The pair has raised more than $100 million together.
Bethenny Frankel and Maksim Chmerkovskiy make an unstoppable pair. ET's Nischelle Turner spoke to Bethenny about her charitable work in Ukraine following Russia's invasion of the country, and the mogul wasn't shy about praising the pro dancer, who recently returned to Poland to help with refuge relief efforts.
"He has been talking to a bunch of different people. He wants to really sink his teeth in and have an impact," she told ET. "... He's got the bug... He is seeing what's going on. He is seeing that he is making a difference and an impact, while it may not be raising money per say, it's raising awareness, which is the real value."
"He will see how it makes a difference, getting involved, and being passionate about it, and how you just can't not do it," Frankel added. "It's a great use of his time. His wife [Peta Murgatroyd] is very supportive. It's great that we connected. I am proud for him to see what we have done in an extraordinarily short time."
Meanwhile, Chmerkovskiy, who left Ukraine in the '90s when it was part of the Soviet Union, told Good Morning America that it was his "duty" to return to Poland. He was in Ukraine when the invasion began and managed to flee to Poland via train.
He made his way home to the U.S. and started charitable organization called Baranova 27, which is named after the address that he was born at in the Ukrainian city of Odesa. He stayed less than a month before making his return.

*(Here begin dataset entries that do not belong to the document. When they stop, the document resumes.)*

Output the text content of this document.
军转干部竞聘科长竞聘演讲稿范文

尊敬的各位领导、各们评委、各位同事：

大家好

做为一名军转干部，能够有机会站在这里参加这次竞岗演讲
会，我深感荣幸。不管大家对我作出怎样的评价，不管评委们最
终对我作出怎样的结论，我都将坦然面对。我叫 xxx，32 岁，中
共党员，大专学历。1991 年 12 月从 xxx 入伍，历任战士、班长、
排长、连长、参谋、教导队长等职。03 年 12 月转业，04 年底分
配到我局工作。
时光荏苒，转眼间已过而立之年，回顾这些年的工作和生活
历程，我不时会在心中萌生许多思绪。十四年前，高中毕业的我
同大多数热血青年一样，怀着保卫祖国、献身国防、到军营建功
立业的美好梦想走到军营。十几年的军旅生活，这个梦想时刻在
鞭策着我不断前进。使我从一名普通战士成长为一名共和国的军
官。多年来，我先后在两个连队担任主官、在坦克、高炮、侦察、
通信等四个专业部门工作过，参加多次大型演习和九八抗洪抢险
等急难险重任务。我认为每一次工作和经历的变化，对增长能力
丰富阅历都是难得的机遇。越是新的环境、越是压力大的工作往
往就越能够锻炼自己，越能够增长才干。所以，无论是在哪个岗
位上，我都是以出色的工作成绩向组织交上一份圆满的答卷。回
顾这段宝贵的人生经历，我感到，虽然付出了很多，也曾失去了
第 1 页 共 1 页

"When I finally came back home and finally saw Peta and we had that emotional moment, that's when I realized I've got to go back," he told GMA. "I want opportunities to prove to my son, me as a man, I want him to be proud of me and maybe this is the opportunity to show exactly how to do it. I'm super grateful. It's things like this that change me as a person."
On Wednesday evening, Chmerkovskiy took to Instagram to share an update regarding his efforts, and thanked Frankel for joining their efforts together.
"Thank you @bethennyfrankel and @bestrongglobal for bringing me in," Chmerkovskiy wrote. "I am looking forward to establishing this partnership and using our resources together with @baranova27 to help as many people as possible, as quickly as possible."
Through her initiative, BStrong, and its Global Empowerment Mission, Frankel has raised more than $100 million, a feat she called "massive" and "extraordinary."
"It started out as a 10, 11 million dollar effort, now we are unstoppable," she said. "We have major brands donating. We have Americans who are donating five and 10 dollar donations. We have never seen constant money coming in like this. We can keep helping people."
"We can can save thousands of refugees from heart ache and heart break and a different kind of life. We are talking to orphanages, and we are counting children, and making sure that drug trafficking is entirely avoided, obviously," Frankel added. "There are so many things that we are thinking about. We have these massive warehouses where people can come and get the aid they need. We have sat down operating tables, and wheelchairs, and medical supplies. Some kids will need coloring books and toys, and all of it will be able to be facilitated."
Much of the money Frankel has raised will be going to refugee relocation, she said.
"BStrong since the beginning has probably done about $350 million in relief and now this effort is 100, so this is really a massive effort," she said. "We have been raising almost a million dollars a day. It keeps going and awareness keeps helping. We were the first there. We have a really major infrastructure. It's sad to say it's going well because it's not a great situation, but it's going well."
While not everyone can afford to donate large sums, Frankel noted that "every dollar counts."
"The reason this went from a 10 million to 100 million dollar effort is because of people posting, reposting, tweeting, retweeting, connecting, communicating, and the five and 10 dollar donations," she said. "America is taking notice."
Frankel additionally noted that her organization "will be there for months and months to come, long after the headlines fade."
"This is a massive refugee crisis and even if everything went back to the way it was it can never go back to the way it was, because the country of Ukraine is in distress. The more people talk about it, the more people donate, the more we show our results," she told ET. "... Nobody can distribute the funds in the way we can in such an immediate fashion, and can show exactly where every single dollar is going. There is nobody that can get there that quickly and do what we have done. It just doesn’t exist, because we do not play games."